Wiederholungen sind gut, aber zu viele schaden dem Schreibstil. Außerdem sollte ein Autor nicht immer wieder über dasselbe schreiben, sondern innovativ sein. Abgesehen davon ist die Gefahr groß, dass man zu sehr in Klischees abdriftet. Denn Märchen haben ein gewisses Klischeedenken gefördert, indem immer wieder das gleiche Thema und eine ähnliche Struktur aufgegriffen wurden.

Außerdem lehrt der Märchenstil einen Autor, wie man selbst besser nicht schreiben sollte.
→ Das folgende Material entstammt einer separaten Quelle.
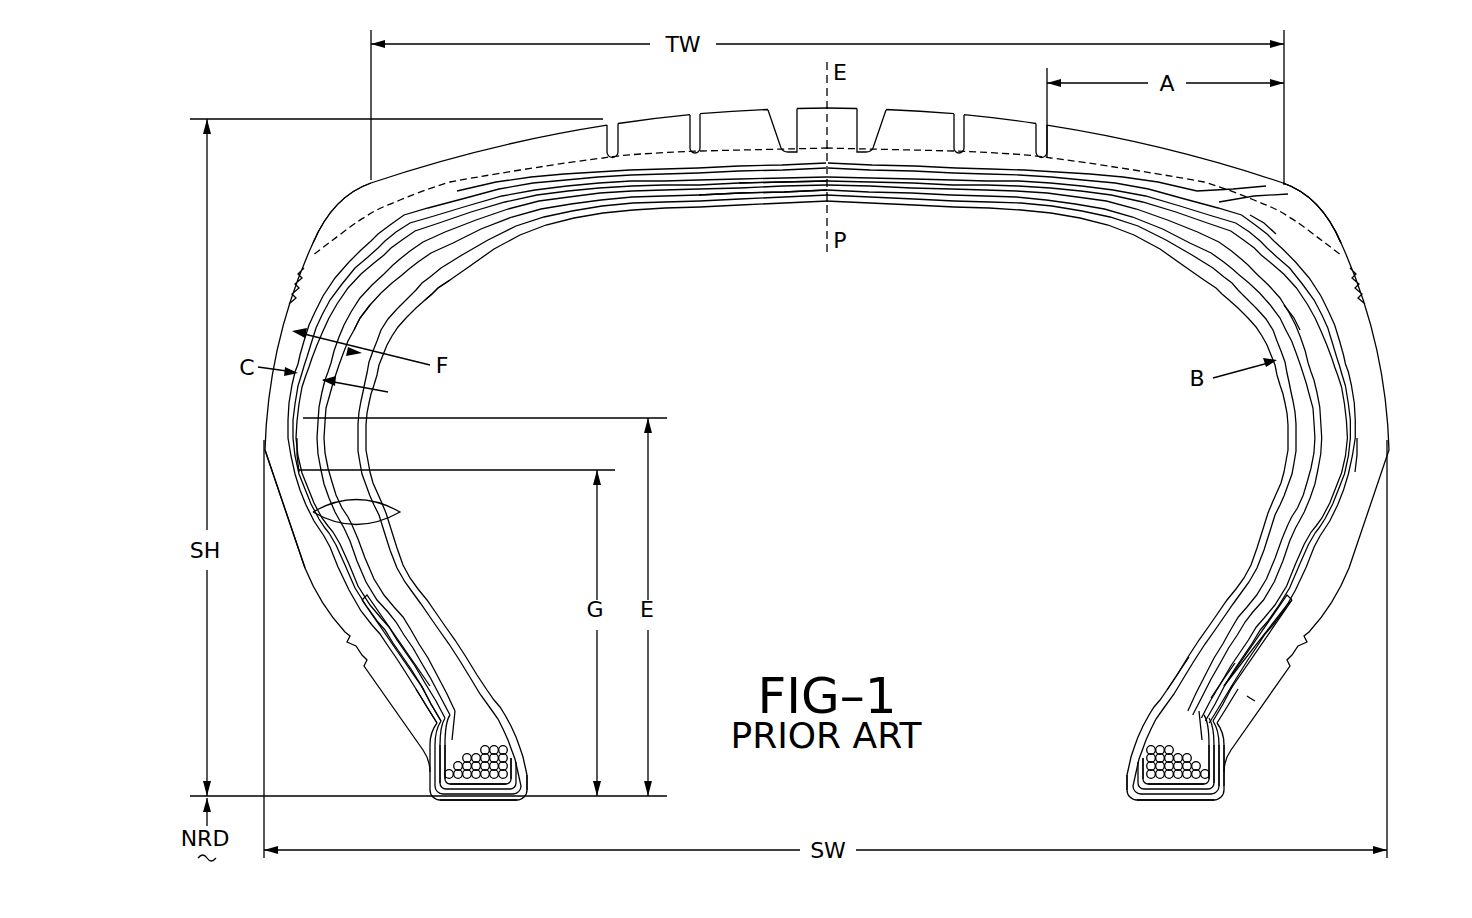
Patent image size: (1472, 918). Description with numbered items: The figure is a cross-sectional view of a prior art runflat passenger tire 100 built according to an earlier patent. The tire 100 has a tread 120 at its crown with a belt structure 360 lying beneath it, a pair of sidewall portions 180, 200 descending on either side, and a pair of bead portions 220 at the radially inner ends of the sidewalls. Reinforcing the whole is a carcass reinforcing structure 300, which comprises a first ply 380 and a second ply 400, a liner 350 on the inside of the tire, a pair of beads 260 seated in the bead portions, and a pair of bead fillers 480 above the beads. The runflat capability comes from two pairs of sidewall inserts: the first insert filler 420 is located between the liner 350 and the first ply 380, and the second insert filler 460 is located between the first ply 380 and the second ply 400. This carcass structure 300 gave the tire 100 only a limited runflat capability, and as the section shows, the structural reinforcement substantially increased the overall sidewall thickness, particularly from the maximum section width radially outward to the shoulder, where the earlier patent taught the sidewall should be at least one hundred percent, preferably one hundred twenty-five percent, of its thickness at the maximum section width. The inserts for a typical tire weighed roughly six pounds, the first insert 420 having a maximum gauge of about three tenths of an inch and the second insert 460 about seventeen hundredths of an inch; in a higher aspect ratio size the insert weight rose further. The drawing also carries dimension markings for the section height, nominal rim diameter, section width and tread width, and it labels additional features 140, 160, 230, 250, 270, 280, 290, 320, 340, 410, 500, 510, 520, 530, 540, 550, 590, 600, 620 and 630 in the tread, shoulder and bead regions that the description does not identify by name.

The tire 100 is at (1350, 122).
The tread 120 is at (988, 135).
The tread edge 140 is at (1291, 184).
The tread edge 160 is at (366, 181).
The sidewall portion 180 is at (272, 353).
The sidewall portion 200 is at (1385, 388).
The bead portion 220 is at (443, 673).
The bead portion 230 is at (505, 772).
The carcass turn-up 250 is at (450, 760).
The bead 260 is at (490, 755).
The bead base 270 is at (477, 776).
The bead toe 280 is at (515, 790).
The bead heel 290 is at (428, 787).
The carcass reinforcing structure 300 is at (906, 200).
The chafer 320 is at (402, 660).
The flipper 340 is at (428, 690).
The liner 350 is at (415, 283).
The belt structure 360 is at (926, 166).
The first ply 380 is at (365, 293).
The second ply 400 is at (352, 263).
The apex 410 is at (400, 512).
The first insert filler 420 is at (399, 566).
The second insert filler 460 is at (315, 456).
The bead filler 480 is at (383, 607).
The belt edge strip 500 is at (1203, 205).
The belt edge cushion 510 is at (1285, 232).
The chafer end 520 is at (1278, 690).
The ply turn-up end 530 is at (1250, 650).
The toe guard 540 is at (1205, 760).
The rim strip 550 is at (1290, 610).
The belt edge gum strip 590 is at (1176, 190).
The chipper 600 is at (417, 715).
The inner liner 620 is at (1160, 708).
The bead filler 630 is at (1225, 735).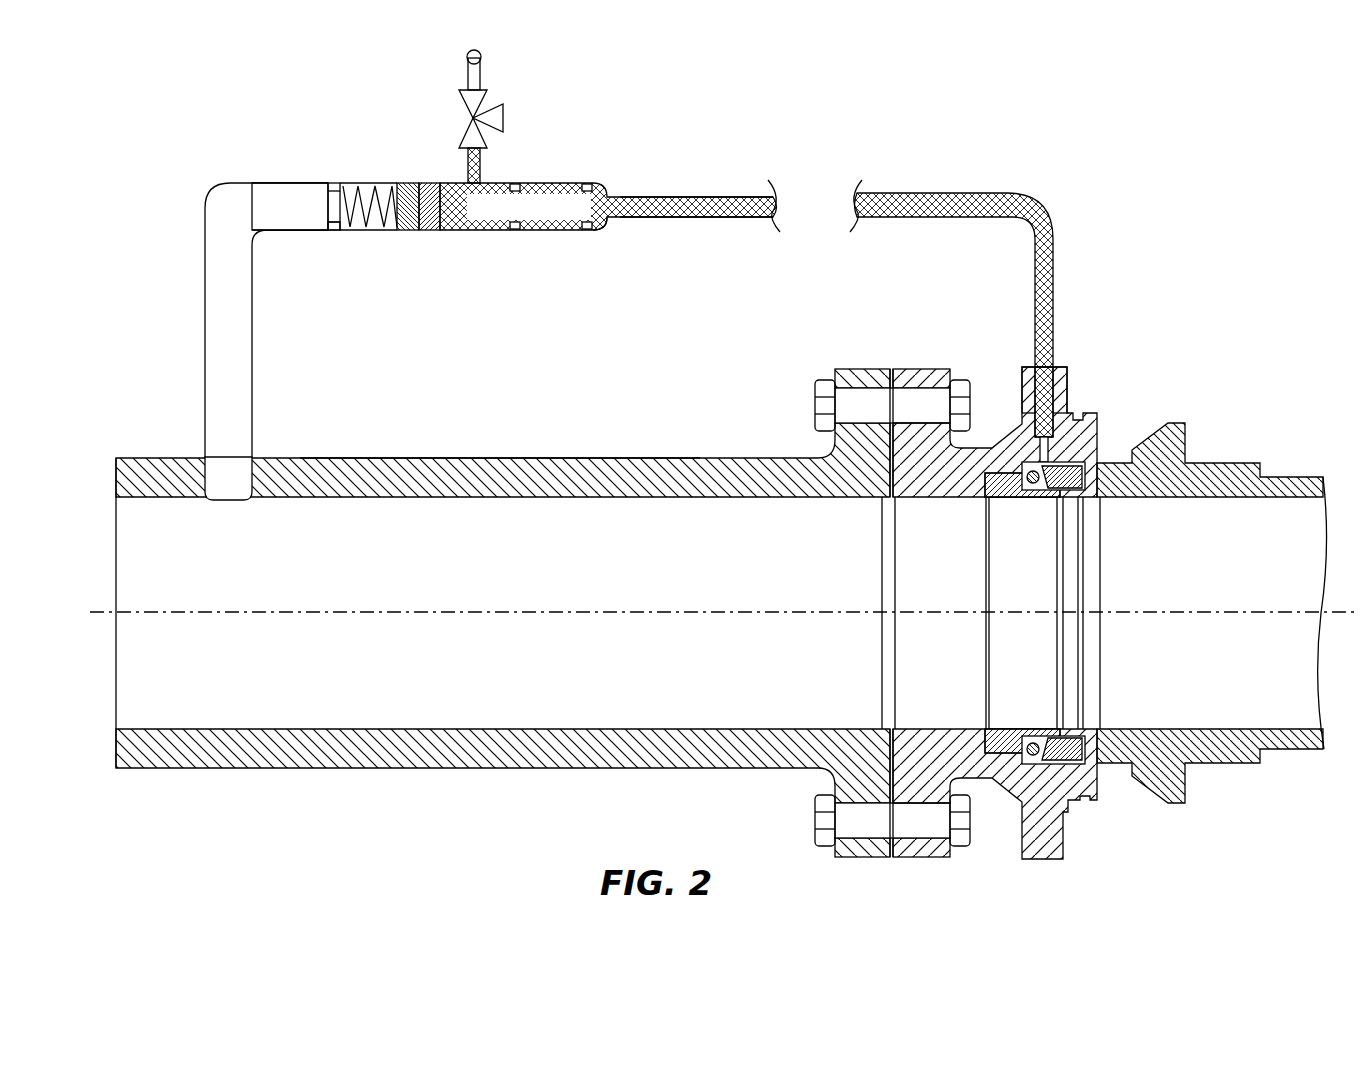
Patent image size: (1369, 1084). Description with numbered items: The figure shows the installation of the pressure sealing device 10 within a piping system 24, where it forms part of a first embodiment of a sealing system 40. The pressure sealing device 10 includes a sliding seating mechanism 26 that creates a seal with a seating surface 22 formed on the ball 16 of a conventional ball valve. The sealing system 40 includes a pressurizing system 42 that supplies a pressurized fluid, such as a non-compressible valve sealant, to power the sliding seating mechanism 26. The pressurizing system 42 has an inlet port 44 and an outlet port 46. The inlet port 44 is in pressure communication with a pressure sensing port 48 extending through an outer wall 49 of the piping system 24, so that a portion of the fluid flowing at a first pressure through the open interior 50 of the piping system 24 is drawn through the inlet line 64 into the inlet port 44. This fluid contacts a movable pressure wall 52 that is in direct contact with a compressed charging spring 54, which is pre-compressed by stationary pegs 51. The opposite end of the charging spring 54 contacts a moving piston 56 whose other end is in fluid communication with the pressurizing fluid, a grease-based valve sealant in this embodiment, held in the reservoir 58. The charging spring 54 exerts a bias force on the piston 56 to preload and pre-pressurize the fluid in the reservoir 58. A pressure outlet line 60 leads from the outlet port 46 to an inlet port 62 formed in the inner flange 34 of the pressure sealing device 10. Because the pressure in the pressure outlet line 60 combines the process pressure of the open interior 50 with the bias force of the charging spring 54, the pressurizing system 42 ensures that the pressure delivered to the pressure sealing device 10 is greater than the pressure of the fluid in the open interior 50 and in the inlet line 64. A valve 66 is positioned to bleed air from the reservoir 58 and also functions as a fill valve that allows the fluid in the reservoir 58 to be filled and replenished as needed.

Bekanntlich wird das meiste vom Erzähler berichtet, es taucht meistens sehr wenig wörtliche Rede auf. Und Gedanken und Gefühle der Personen fehlen beinahe komplett. Dafür sind immer wieder sehr wertende Kommentare eingestreut, die den Leser näher ans Geschehen bringen und die Handlungen der Figuren erklären sollen.

Heutzutage ist das keine gute Variante mehr, da man relativ selten einen allwissenden Erzähler hat, wie er im Märchen vorkommt. Wertungen sollte man nur anhand der Erzählperspektive vornehmen, den Gedanken und Gefühlen einer Person entsprechend.

Und zum Schluss noch ein kurzes Fazit: Von Märchen kann man einiges lernen, man sollte sie jedoch nicht imitieren. Vieles ist unlogisch, die Figuren sind eher eindimensional und der Stil gewöhnungsbedürftig. Abgesehen davon muss man natürlich darauf achten, dass sehr viele fantastische Elemente auftauchen, die man nicht ohne Weiteres in jedes Genre übernehmen kann. Trotzdem sind Märchen und insbesondere Märchenadaptionen heutzutage sehr erfolgreich. Man kann also nicht nur grundsätzlich etwas von Märchen lernen, sondern auch aus den Originalen so einiges herausholen.